The pseudonym "Philo Vaihinger" has been abandoned. All posts have been and are written by me, Joseph Auclair.

Friday, November 1, 2013

Property and taxation: acts or omissions?

Property exists because the state says it does and makes it stick with the threat of force.

And the real thing, for that matter, push come to shove.

That said, the deprivation of the poor is an act, not an omission.

But though you may be the willing and grateful beneficiary of this act that does not make it your act.

While your ending the deprivation in any particular case by a small gift, relative to your total stock, would be - as would be putting a stack of twenty dollar bills out on the curb for anyone to take.

That would be consistent with human egoism, however, only if you cherish fellow humans as others cherish white rhinos, polar bears, or members of other endangered species.

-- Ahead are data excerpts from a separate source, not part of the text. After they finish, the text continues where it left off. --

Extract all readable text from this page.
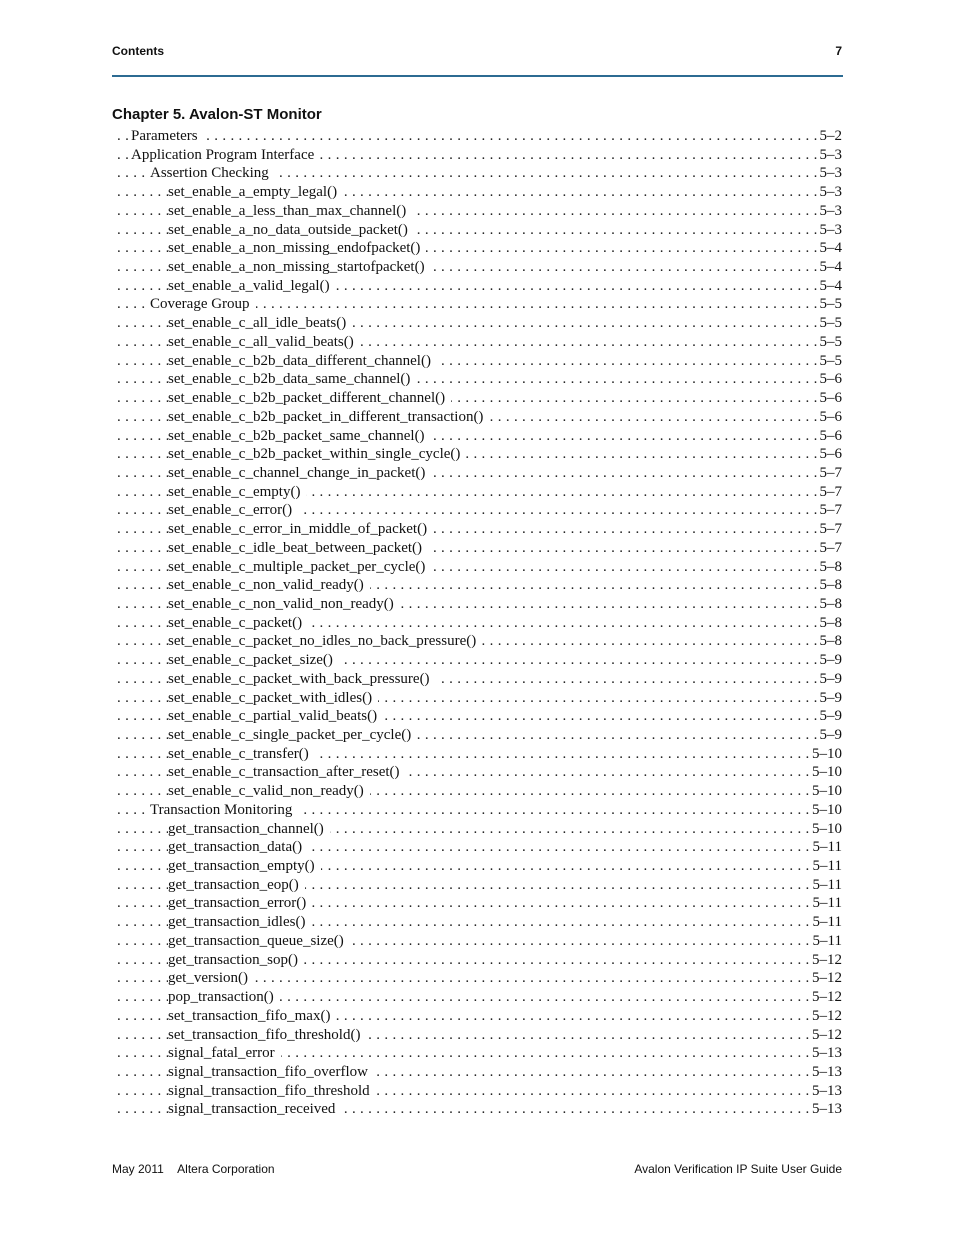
Contents	7
Chapter 5. Avalon-ST Monitor
. . . Parameters	5–2
. . . Application Program Interface	5–3
. . . Assertion Checking	5–3
. . . set_enable_a_empty_legal()	5–3
. . . set_enable_a_less_than_max_channel()	5–3
. . . set_enable_a_no_data_outside_packet()	5–3
. . . set_enable_a_non_missing_endofpacket()	5–4
. . . set_enable_a_non_missing_startofpacket()	5–4
. . . set_enable_a_valid_legal()	5–4
. . . Coverage Group	5–5
. . . set_enable_c_all_idle_beats()	5–5
. . . set_enable_c_all_valid_beats()	5–5
. . . set_enable_c_b2b_data_different_channel()	5–5
. . . set_enable_c_b2b_data_same_channel()	5–6
. . . set_enable_c_b2b_packet_different_channel()	5–6
. . . set_enable_c_b2b_packet_in_different_transaction()	5–6
. . . set_enable_c_b2b_packet_same_channel()	5–6
. . . set_enable_c_b2b_packet_within_single_cycle()	5–6
. . . set_enable_c_channel_change_in_packet()	5–7
. . . set_enable_c_empty()	5–7
. . . set_enable_c_error()	5–7
. . . set_enable_c_error_in_middle_of_packet()	5–7
. . . set_enable_c_idle_beat_between_packet()	5–7
. . . set_enable_c_multiple_packet_per_cycle()	5–8
. . . set_enable_c_non_valid_ready()	5–8
. . . set_enable_c_non_valid_non_ready()	5–8
. . . set_enable_c_packet()	5–8
. . . set_enable_c_packet_no_idles_no_back_pressure()	5–8
. . . set_enable_c_packet_size()	5–9
. . . set_enable_c_packet_with_back_pressure()	5–9
. . . set_enable_c_packet_with_idles()	5–9
. . . set_enable_c_partial_valid_beats()	5–9
. . . set_enable_c_single_packet_per_cycle()	5–9
. . . set_enable_c_transfer()	5–10
. . . set_enable_c_transaction_after_reset()	5–10
. . . set_enable_c_valid_non_ready()	5–10
. . . Transaction Monitoring	5–10
. . . get_transaction_channel()	5–10
. . . get_transaction_data()	5–11
. . . get_transaction_empty()	5–11
. . . get_transaction_eop()	5–11
. . . get_transaction_error()	5–11
. . . get_transaction_idles()	5–11
. . . get_transaction_queue_size()	5–11
. . . get_transaction_sop()	5–12
. . . get_version()	5–12
. . . pop_transaction()	5–12
. . . set_transaction_fifo_max()	5–12
. . . set_transaction_fifo_threshold()	5–12
. . . signal_fatal_error	5–13
. . . signal_transaction_fifo_overflow	5–13
. . . signal_transaction_fifo_threshold	5–13
. . . signal_transaction_received	5–13
May 2011 Altera Corporation	Avalon Verification IP Suite User Guide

Or as others do their pets.

Otherwise the motive could only be madness.

Or, again perhaps within the realm of reason, fear.

Fear of our fellow human beings is, after all, both more common and more rational than love. 

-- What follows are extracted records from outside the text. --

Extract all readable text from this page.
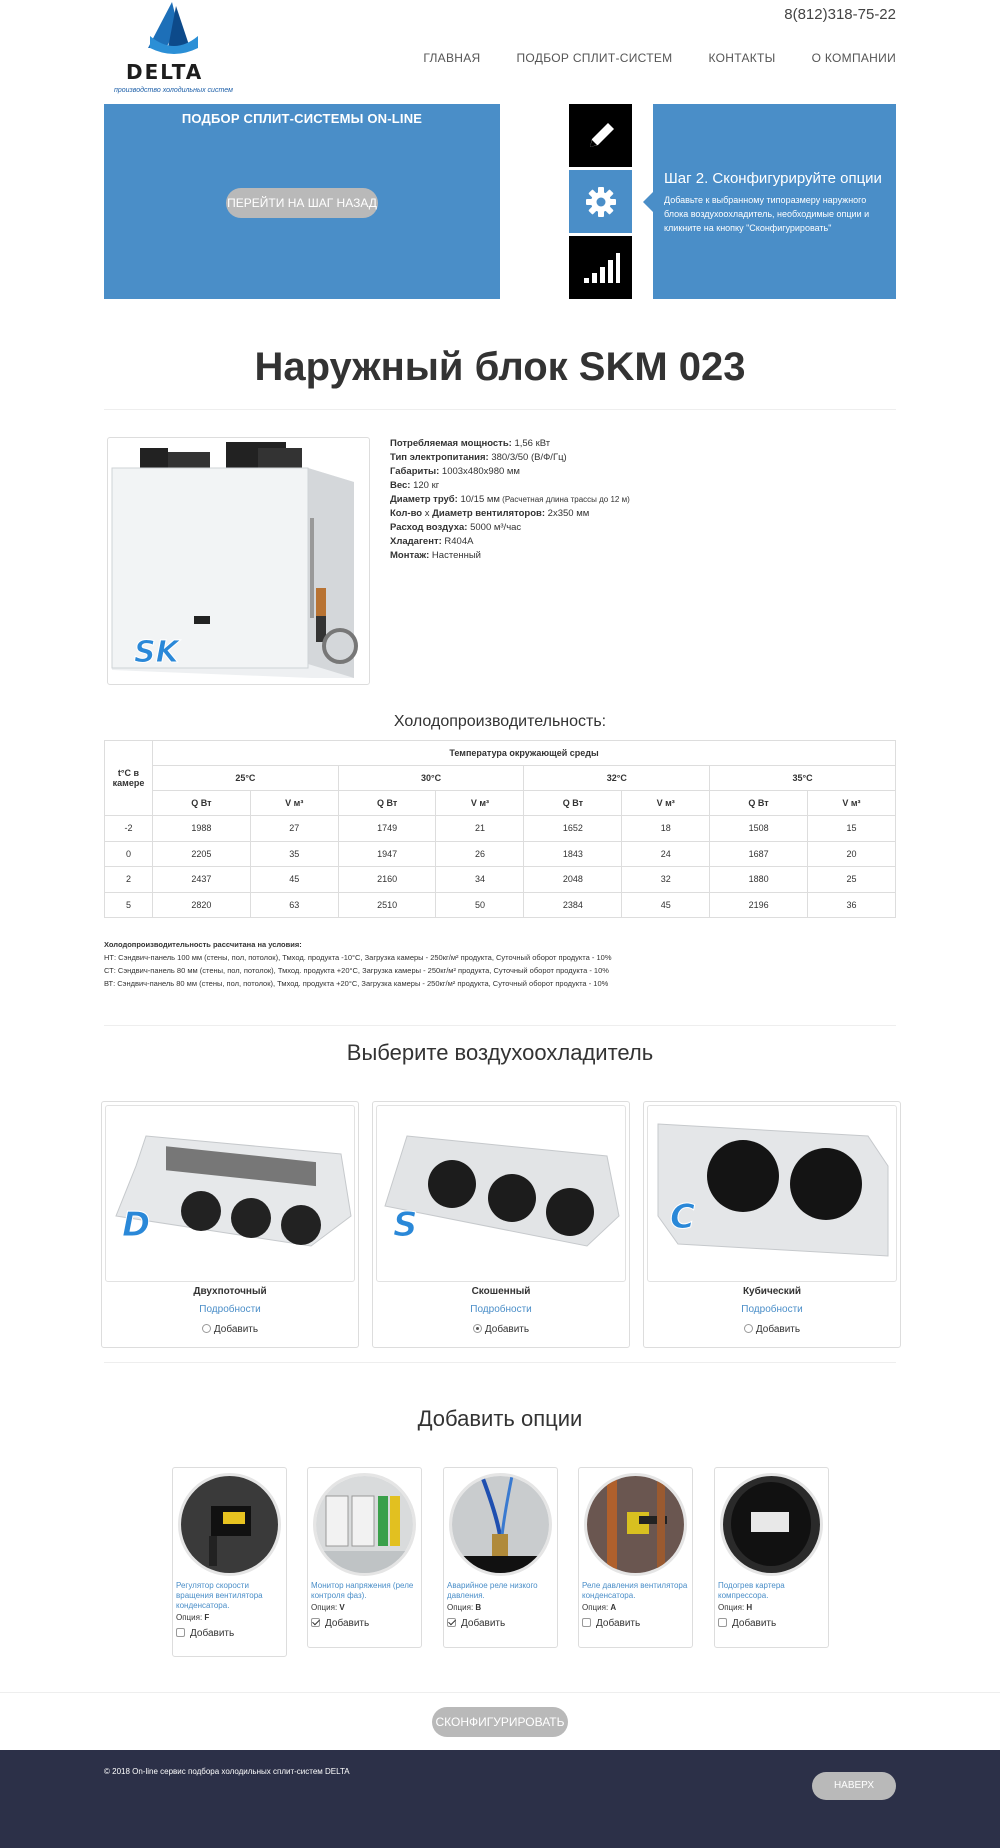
DELTA
производство холодильных систем
8(812)318-75-22
ГЛАВНАЯ	ПОДБОР СПЛИТ-СИСТЕМ	КОНТАКТЫ	О КОМПАНИИ
ПОДБОР СПЛИТ-СИСТЕМЫ ON-LINE
ПЕРЕЙТИ НА ШАГ НАЗАД
Шаг 2. Сконфигурируйте опции

Добавьте к выбранному типоразмеру наружного блока воздухоохладитель, необходимые опции и кликните на кнопку "Сконфигурировать"

Наружный блок SKM 023
SK
Потребляемая мощность: 1,56 кВт
Тип электропитания: 380/3/50 (В/Ф/Гц)
Габариты: 1003х480х980 мм
Вес: 120 кг
Диаметр труб: 10/15 мм (Расчетная длина трассы до 12 м)
Кол-во х Диаметр вентиляторов: 2х350 мм
Расход воздуха: 5000 м³/час
Хладагент: R404A
Монтаж: Настенный
Холодопроизводительность:
t°C в камере	Температура окружающей среды							
	25°C		30°C		32°C		35°C	
	Q Вт	V м³	Q Вт	V м³	Q Вт	V м³	Q Вт	V м³
-2	1988	27	1749	21	1652	18	1508	15
0	2205	35	1947	26	1843	24	1687	20
2	2437	45	2160	34	2048	32	1880	25
5	2820	63	2510	50	2384	45	2196	36
Холодопроизводительность рассчитана на условия:
НТ: Сэндвич-панель 100 мм (стены, пол, потолок), Тмход. продукта -10°С, Загрузка камеры - 250кг/м² продукта, Суточный оборот продукта - 10%
СТ: Сэндвич-панель 80 мм (стены, пол, потолок), Тмход. продукта +20°С, Загрузка камеры - 250кг/м² продукта, Суточный оборот продукта - 10%
ВТ: Сэндвич-панель 80 мм (стены, пол, потолок), Тмход. продукта +20°С, Загрузка камеры - 250кг/м² продукта, Суточный оборот продукта - 10%
Выберите воздухоохладитель
D
Двухпоточный
Подробности
Добавить
S
Скошенный
Подробности
Добавить
C
Кубический
Подробности
Добавить
Добавить опции
Регулятор скорости вращения вентилятора конденсатора.
Опция: F
Добавить
Монитор напряжения (реле контроля фаз).
Опция: V
Добавить
Аварийное реле низкого давления.
Опция: B
Добавить
Реле давления вентилятора конденсатора.
Опция: A
Добавить
Подогрев картера компрессора.
Опция: H
Добавить
СКОНФИГУРИРОВАТЬ
© 2018 On-line сервис подбора холодильных сплит-систем DELTA
НАВЕРХ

But even then only if the sacrifice was only of your superfluity, or of what had to be sacrificed to prevent greater loss.

Taxation, too, exists by the will of the state, again backed by force.

And the same is true of enjoyment of and entitlement to the proceeds.

Just as the property of the heir is not the creation of his act, the income of the state pensioner is not the result of his.

The political struggle, however, to bring state power into line with one's own interests or those of one's class, race, sex, nationality, or other interest or identity group is no omission.

Even though the battle is a clash of mobs more than armies and the result depends not at all on the individual action of any particular bit of canon fodder.

The case is otherwise, of course, for those who can and do choose whether or not to send out the mobs to fight their battles for them.

Or even, and perhaps more so, for the directors of those mobs.

Though not those of any individual among the mass of his privates, Napoleon's victories were, indeed, his own.